Dans son bouquin precedent il raconte qu 'il s 'est retrouve avec des scientifiques, des ingenieurs qui sont capables de s 'exprimer devant des auditoriums de plusieurs centaines de personnes mais des qu 'on leur pose des questions sur l 'odorat, les molecules olfactifs, ils piquaient tous un fard pas possible, des gens aussi professionels etaient tout timides pour s 'exprimer au niveau olfactif.

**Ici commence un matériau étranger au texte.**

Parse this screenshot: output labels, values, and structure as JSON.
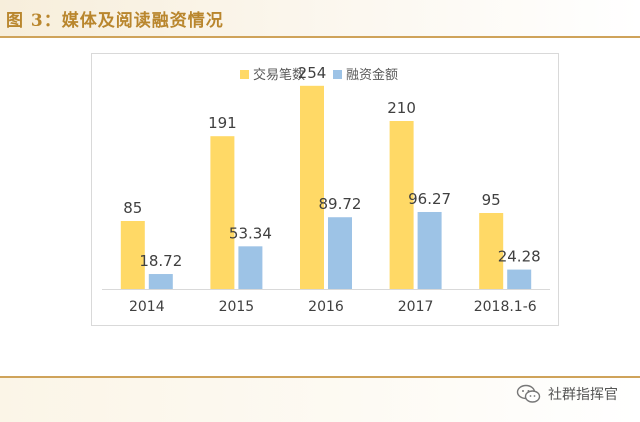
{
  "page": {
    "title": "图 3：媒体及阅读融资情况"
  },
  "watermark": {
    "text": "社群指挥官",
    "icon": "wechat-icon"
  },
  "chart_data": {
    "type": "bar",
    "title": "",
    "xlabel": "",
    "ylabel": "",
    "legend_position": "top-center",
    "grid": false,
    "categories": [
      "2014",
      "2015",
      "2016",
      "2017",
      "2018.1-6"
    ],
    "series": [
      {
        "name": "交易笔数",
        "color": "#ffd966",
        "values": [
          85,
          191,
          254,
          210,
          95
        ],
        "labels": [
          "85",
          "191",
          "254",
          "210",
          "95"
        ]
      },
      {
        "name": "融资金额",
        "color": "#9dc3e6",
        "values": [
          18.72,
          53.34,
          89.72,
          96.27,
          24.28
        ],
        "labels": [
          "18.72",
          "53.34",
          "89.72",
          "96.27",
          "24.28"
        ]
      }
    ]
  }
}
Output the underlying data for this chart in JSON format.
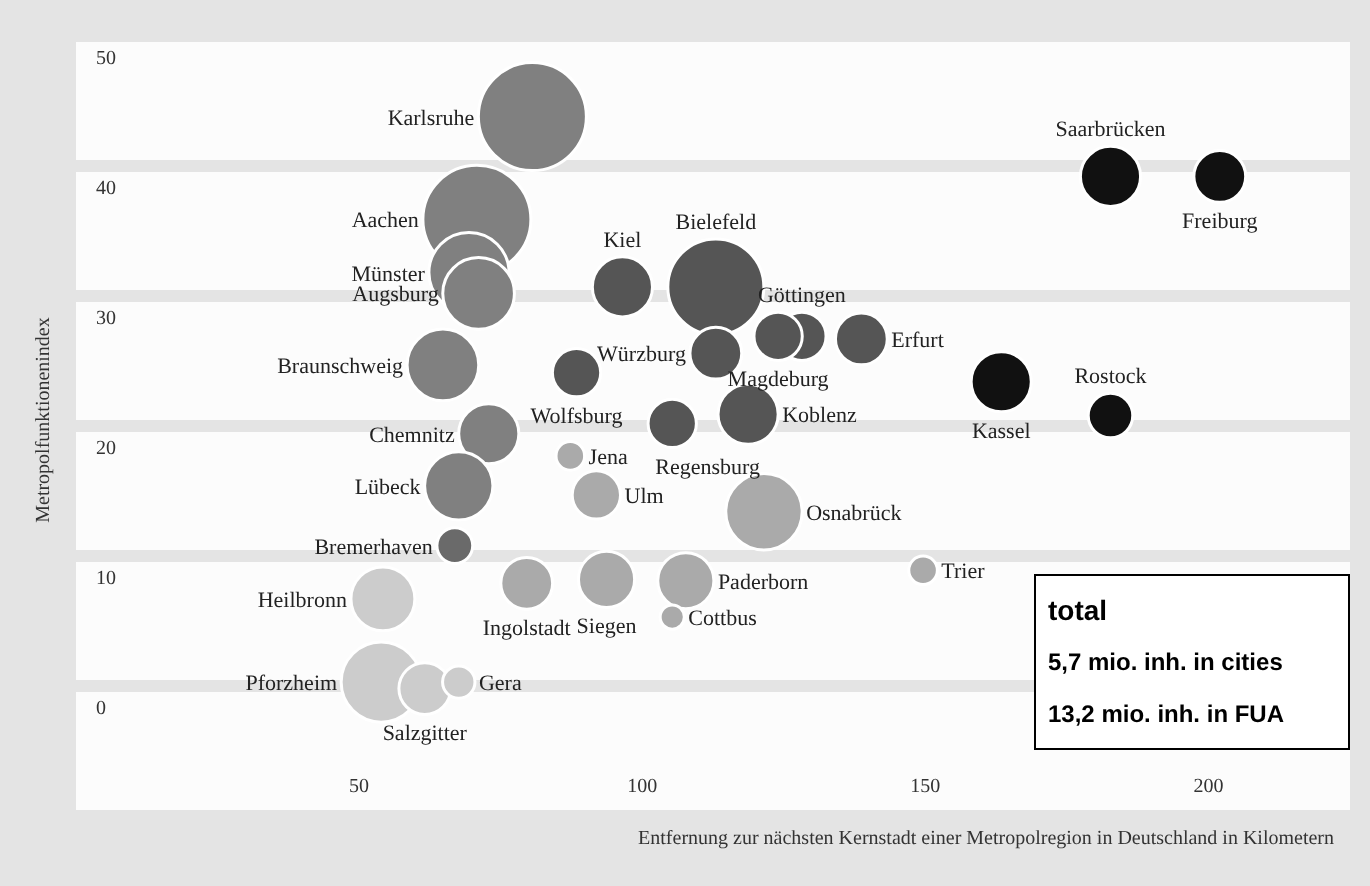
{
  "chart_data": {
    "type": "bubble",
    "xlabel": "Entfernung zur nächsten Kernstadt einer Metropolregion in Deutschland in Kilometern",
    "ylabel": "Metropolfunktionenindex",
    "x": [
      80.6,
      182.7,
      202,
      70.8,
      69.4,
      71.1,
      96.5,
      113,
      128.2,
      124,
      138.7,
      113,
      64.8,
      88.4,
      163.4,
      182.7,
      105.3,
      118.7,
      72.9,
      87.3,
      91.9,
      67.6,
      121.5,
      66.9,
      149.6,
      54.2,
      79.6,
      93.7,
      107.7,
      105.3,
      53.9,
      61.6,
      67.6
    ],
    "values": [
      43.8,
      39.2,
      39.2,
      35.9,
      31.8,
      30.2,
      30.7,
      30.7,
      26.9,
      26.9,
      26.7,
      25.6,
      24.7,
      24.1,
      23.4,
      20.8,
      20.2,
      20.9,
      19.4,
      17.7,
      14.7,
      15.4,
      13.4,
      10.8,
      8.9,
      6.7,
      7.9,
      8.2,
      8.1,
      5.3,
      0.3,
      -0.2,
      0.3
    ],
    "sizes": [
      1,
      0.31,
      0.23,
      1,
      0.55,
      0.44,
      0.31,
      0.79,
      0.2,
      0.2,
      0.23,
      0.23,
      0.44,
      0.2,
      0.31,
      0.17,
      0.2,
      0.31,
      0.31,
      0.07,
      0.2,
      0.4,
      0.5,
      0.11,
      0.07,
      0.35,
      0.23,
      0.27,
      0.27,
      0.05,
      0.55,
      0.23,
      0.09
    ],
    "colors": [
      "#808080",
      "#111111",
      "#111111",
      "#808080",
      "#808080",
      "#808080",
      "#555555",
      "#555555",
      "#555555",
      "#555555",
      "#555555",
      "#555555",
      "#808080",
      "#555555",
      "#111111",
      "#111111",
      "#555555",
      "#555555",
      "#808080",
      "#aaaaaa",
      "#aaaaaa",
      "#808080",
      "#aaaaaa",
      "#6a6a6a",
      "#aaaaaa",
      "#cccccc",
      "#aaaaaa",
      "#aaaaaa",
      "#aaaaaa",
      "#aaaaaa",
      "#cccccc",
      "#cccccc",
      "#cccccc"
    ],
    "xlim": [
      0,
      225
    ],
    "xticks": [
      50,
      100,
      150,
      200
    ],
    "ylim": [
      -10,
      50
    ],
    "yticks": [
      0,
      10,
      20,
      30,
      40,
      50
    ],
    "grid": "y",
    "legend": false,
    "annotations": [
      {
        "text": "Karlsruhe",
        "x": 80.6,
        "y": 43.8
      },
      {
        "text": "Saarbrücken",
        "x": 182.7,
        "y": 39.2
      },
      {
        "text": "Freiburg",
        "x": 202,
        "y": 39.2
      },
      {
        "text": "Aachen",
        "x": 70.8,
        "y": 35.9
      },
      {
        "text": "Münster",
        "x": 69.4,
        "y": 31.8
      },
      {
        "text": "Augsburg",
        "x": 71.1,
        "y": 30.2
      },
      {
        "text": "Kiel",
        "x": 96.5,
        "y": 30.7
      },
      {
        "text": "Bielefeld",
        "x": 113,
        "y": 30.7
      },
      {
        "text": "Göttingen",
        "x": 128.2,
        "y": 26.9
      },
      {
        "text": "Magdeburg",
        "x": 124,
        "y": 26.9
      },
      {
        "text": "Erfurt",
        "x": 138.7,
        "y": 26.7
      },
      {
        "text": "Würzburg",
        "x": 113,
        "y": 25.6
      },
      {
        "text": "Braunschweig",
        "x": 64.8,
        "y": 24.7
      },
      {
        "text": "Wolfsburg",
        "x": 88.4,
        "y": 24.1
      },
      {
        "text": "Kassel",
        "x": 163.4,
        "y": 23.4
      },
      {
        "text": "Rostock",
        "x": 182.7,
        "y": 20.8
      },
      {
        "text": "Regensburg",
        "x": 105.3,
        "y": 20.2
      },
      {
        "text": "Koblenz",
        "x": 118.7,
        "y": 20.9
      },
      {
        "text": "Chemnitz",
        "x": 72.9,
        "y": 19.4
      },
      {
        "text": "Jena",
        "x": 87.3,
        "y": 17.7
      },
      {
        "text": "Ulm",
        "x": 91.9,
        "y": 14.7
      },
      {
        "text": "Lübeck",
        "x": 67.6,
        "y": 15.4
      },
      {
        "text": "Osnabrück",
        "x": 121.5,
        "y": 13.4
      },
      {
        "text": "Bremerhaven",
        "x": 66.9,
        "y": 10.8
      },
      {
        "text": "Trier",
        "x": 149.6,
        "y": 8.9
      },
      {
        "text": "Heilbronn",
        "x": 54.2,
        "y": 6.7
      },
      {
        "text": "Ingolstadt",
        "x": 79.6,
        "y": 7.9
      },
      {
        "text": "Siegen",
        "x": 93.7,
        "y": 8.2
      },
      {
        "text": "Paderborn",
        "x": 107.7,
        "y": 8.1
      },
      {
        "text": "Cottbus",
        "x": 105.3,
        "y": 5.3
      },
      {
        "text": "Pforzheim",
        "x": 53.9,
        "y": 0.3
      },
      {
        "text": "Salzgitter",
        "x": 61.6,
        "y": -0.2
      },
      {
        "text": "Gera",
        "x": 67.6,
        "y": 0.3
      },
      "total",
      "5,7 mio. inh. in cities",
      "13,2 mio. inh. in FUA"
    ]
  }
}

carmencanada /Grain de Musc a dit…

Difficile d'ajouter quelque chose à votre réflexion, très proche des conclusions auxquelles je suis moi-même arrivée. J'ai l'impression, après avoir discuté avec des parfumeurs plus âgés, que l'époque où ils travaillaient de plus près, et plus directement, avec les couturiers eux-mêmes leur offrait plus de liberté. Mais le parfum a toujours été, malgré ses connotations élitistes (plus prononcées avant la 2ème guerre mondiale) un art de la série, un art de masse. Et dans cette mesure, un art de plaire qui ne peut pas se permettre tous les écarts de l'art moderne (qu'on peut faire remonter, disons, à Manet et au scandale de L'Olympia) ou contemporain (la descendance de Duchamp). Même si des innovations étonnantes ont pu bousculer les nez des consommateurs (les compositions radicales de Coty, les aldéhydes de Beaux), elles ont suffisamment séduit d'entrée de jeu pour assurer le succès des compositions. Après tout, le parfum se porte, et à part de rares exceptions (Sécrétions Magnifiques de L'Etat Libre d'Orange étant la plus extrême d'entre elles), il ne se porte pas pour choquer. C'est sa limite en tant qu'oeuvre d'art, selon les critères contemporains.
Tout cela est évidemment plus complexe, mais c'est un livre qu'il faudrait pour définir l'esthétique du parfum...

Perfumeshrine a dit…

Tres bon article!

C'est difficile de dire si parfum est un art (j'ai la conviction que c'est le cas, moi) parce que il n'existe pas une mesure qualificative et quantitive agree, afin "mesurer" comme dans les autres arts: la technique de brushing, la perspective, le tempo et les innovations de forme, la narration et son bouleversement...
Malheureusement, la parfumerie est encore tres engagee dans le metier et en commerce pour etre connue comme une forme d'art.
J'espere que ca va changer, pourtant! :-)

*(excuser les accents qui ne sont pas a leur propre place, mon ordinateur n'a pas des accents francaises automatiques: il faut copier-coller tout!)